Why doesn't the Stone-Weierstrass theorem imply that every function has a power series expansion?
Short answer. The sequence of polynomials guaranteed by the Stone Weierstrass theorem may not be constructible by appending terms of higher and higher order. The early coefficients can vary as the sequence grows. So you don't have the sequence of partial sums of a power series.
$$\lim_{n\to\infty}\left(\lim_{k\to\infty} a_{n,k}\right)$$ is, in general, not the same as $$\lim_{k\to\infty}\left(\lim_{n\to\infty} a_{n,k}\right)$$ and in order to switch the order of your infinite sum (which is in its definition a limit) and your limit, you would need something like that.

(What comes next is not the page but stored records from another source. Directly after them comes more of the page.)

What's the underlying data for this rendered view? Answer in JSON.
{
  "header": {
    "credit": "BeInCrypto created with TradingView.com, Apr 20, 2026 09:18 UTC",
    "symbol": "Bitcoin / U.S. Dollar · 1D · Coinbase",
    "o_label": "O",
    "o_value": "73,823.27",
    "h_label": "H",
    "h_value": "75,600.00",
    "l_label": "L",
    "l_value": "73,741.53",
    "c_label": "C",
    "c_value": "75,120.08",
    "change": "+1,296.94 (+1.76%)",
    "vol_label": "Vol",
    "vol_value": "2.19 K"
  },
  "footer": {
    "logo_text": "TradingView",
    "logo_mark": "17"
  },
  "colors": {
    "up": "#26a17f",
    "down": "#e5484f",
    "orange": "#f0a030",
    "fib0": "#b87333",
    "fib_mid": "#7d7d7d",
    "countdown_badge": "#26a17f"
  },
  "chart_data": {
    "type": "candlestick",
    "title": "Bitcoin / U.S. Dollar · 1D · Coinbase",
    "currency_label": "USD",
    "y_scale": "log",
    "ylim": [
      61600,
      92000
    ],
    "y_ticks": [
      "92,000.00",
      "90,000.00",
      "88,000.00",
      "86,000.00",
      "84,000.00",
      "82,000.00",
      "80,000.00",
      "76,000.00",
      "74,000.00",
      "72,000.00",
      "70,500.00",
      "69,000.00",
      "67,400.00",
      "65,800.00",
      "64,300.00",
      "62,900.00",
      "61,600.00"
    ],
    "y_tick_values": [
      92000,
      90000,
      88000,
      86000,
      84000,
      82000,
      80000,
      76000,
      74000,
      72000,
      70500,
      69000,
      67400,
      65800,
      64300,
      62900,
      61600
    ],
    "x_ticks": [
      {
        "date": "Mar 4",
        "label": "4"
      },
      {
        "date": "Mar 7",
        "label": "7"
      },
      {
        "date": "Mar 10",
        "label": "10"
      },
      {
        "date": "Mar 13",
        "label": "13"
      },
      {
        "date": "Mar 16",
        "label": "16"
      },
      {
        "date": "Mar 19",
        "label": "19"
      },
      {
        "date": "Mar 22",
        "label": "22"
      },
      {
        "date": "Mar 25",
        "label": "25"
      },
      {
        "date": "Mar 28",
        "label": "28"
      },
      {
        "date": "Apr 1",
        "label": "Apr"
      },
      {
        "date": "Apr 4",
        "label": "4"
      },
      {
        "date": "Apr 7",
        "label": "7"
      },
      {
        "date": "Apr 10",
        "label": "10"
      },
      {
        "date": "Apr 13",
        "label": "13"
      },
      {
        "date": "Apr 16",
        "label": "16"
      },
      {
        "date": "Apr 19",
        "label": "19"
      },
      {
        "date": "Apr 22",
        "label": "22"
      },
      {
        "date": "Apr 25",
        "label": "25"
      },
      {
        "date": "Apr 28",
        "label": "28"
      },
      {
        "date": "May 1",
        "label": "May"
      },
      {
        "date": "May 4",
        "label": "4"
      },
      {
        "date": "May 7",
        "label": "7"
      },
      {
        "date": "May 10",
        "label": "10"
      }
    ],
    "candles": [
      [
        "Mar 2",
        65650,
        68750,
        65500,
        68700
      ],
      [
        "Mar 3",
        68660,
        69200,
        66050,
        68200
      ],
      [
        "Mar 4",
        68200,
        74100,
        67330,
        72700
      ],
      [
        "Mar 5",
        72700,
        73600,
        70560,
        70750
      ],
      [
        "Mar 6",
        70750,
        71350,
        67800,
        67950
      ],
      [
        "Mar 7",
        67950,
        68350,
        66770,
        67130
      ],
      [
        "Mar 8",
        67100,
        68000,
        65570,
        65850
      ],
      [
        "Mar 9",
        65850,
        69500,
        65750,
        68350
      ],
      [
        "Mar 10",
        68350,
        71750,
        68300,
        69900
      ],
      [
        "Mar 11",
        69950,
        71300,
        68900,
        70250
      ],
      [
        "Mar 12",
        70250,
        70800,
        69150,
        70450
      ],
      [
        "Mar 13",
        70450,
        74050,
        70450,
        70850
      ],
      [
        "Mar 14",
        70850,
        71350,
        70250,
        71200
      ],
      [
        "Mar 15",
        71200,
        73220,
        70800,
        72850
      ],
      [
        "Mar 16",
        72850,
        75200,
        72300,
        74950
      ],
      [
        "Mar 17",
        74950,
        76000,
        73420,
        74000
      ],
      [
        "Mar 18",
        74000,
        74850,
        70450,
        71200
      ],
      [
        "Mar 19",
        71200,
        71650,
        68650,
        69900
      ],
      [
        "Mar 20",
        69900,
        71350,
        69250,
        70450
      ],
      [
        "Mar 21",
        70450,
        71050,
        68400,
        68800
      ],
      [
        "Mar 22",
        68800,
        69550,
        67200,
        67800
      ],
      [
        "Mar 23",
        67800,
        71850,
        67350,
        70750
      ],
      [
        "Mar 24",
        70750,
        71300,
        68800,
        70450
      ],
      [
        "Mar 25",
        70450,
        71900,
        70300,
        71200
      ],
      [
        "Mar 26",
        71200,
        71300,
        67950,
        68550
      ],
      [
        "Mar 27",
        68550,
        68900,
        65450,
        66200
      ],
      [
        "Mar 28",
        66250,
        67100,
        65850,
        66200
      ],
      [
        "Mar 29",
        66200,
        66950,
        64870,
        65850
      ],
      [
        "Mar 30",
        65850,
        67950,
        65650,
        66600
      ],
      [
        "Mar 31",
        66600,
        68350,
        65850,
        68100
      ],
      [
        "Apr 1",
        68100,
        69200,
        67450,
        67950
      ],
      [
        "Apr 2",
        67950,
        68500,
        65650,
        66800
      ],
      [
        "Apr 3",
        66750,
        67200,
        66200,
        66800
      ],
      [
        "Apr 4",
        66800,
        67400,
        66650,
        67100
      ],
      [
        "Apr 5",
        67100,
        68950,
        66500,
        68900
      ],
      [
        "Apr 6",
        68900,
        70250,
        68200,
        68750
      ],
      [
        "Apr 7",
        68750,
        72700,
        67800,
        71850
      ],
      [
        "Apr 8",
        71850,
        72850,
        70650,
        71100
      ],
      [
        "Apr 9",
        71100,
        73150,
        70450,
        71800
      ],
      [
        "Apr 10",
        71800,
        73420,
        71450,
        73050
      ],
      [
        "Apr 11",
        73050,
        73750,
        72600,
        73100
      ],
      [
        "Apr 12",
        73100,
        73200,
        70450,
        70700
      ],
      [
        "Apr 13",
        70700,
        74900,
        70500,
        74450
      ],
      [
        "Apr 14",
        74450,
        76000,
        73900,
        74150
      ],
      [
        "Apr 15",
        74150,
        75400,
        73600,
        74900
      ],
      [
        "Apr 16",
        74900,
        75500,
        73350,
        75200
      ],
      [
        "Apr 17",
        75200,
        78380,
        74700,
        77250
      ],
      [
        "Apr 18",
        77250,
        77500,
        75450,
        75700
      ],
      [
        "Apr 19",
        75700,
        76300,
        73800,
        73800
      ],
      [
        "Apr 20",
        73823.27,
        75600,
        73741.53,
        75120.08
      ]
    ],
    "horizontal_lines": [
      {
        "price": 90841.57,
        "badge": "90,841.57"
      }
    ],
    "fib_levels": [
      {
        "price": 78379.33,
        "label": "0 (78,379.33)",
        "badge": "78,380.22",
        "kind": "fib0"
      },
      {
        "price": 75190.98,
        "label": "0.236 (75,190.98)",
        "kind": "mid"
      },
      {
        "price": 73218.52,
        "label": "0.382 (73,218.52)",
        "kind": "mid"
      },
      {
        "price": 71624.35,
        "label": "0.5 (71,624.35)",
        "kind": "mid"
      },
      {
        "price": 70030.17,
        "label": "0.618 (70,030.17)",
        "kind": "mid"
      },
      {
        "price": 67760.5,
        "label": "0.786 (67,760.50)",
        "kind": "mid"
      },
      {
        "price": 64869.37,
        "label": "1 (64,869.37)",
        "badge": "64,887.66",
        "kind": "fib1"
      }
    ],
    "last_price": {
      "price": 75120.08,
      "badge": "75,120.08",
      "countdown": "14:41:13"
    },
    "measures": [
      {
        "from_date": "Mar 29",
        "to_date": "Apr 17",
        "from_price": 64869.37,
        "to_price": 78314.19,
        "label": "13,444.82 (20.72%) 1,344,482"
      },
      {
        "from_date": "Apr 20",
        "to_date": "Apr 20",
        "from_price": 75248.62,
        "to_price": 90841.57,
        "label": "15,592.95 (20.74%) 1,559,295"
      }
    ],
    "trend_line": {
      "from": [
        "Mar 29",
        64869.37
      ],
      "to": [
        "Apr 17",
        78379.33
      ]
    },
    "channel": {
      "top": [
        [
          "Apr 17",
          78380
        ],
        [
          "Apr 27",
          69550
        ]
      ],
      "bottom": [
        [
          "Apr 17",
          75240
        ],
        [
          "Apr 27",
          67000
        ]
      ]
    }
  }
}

I'm not sure what sense you can give to $$ \lim_{n\to\infty}a_{k,n} $$ There's nothing in the Stone-Weierstrass that can even hint to the existence of such limit.
The traditional example of a $C^\infty$ function that's not everywhere analytic well illustrates this. Try and find a polynomial approximation for $$ f(x)=\begin{cases} 0 & x=0 \\[4px] e^{-1/x^2} & x\ne0 \end{cases} $$ and you'll realize that the exchange is not possible, because the limit under scrutiny cannot exist.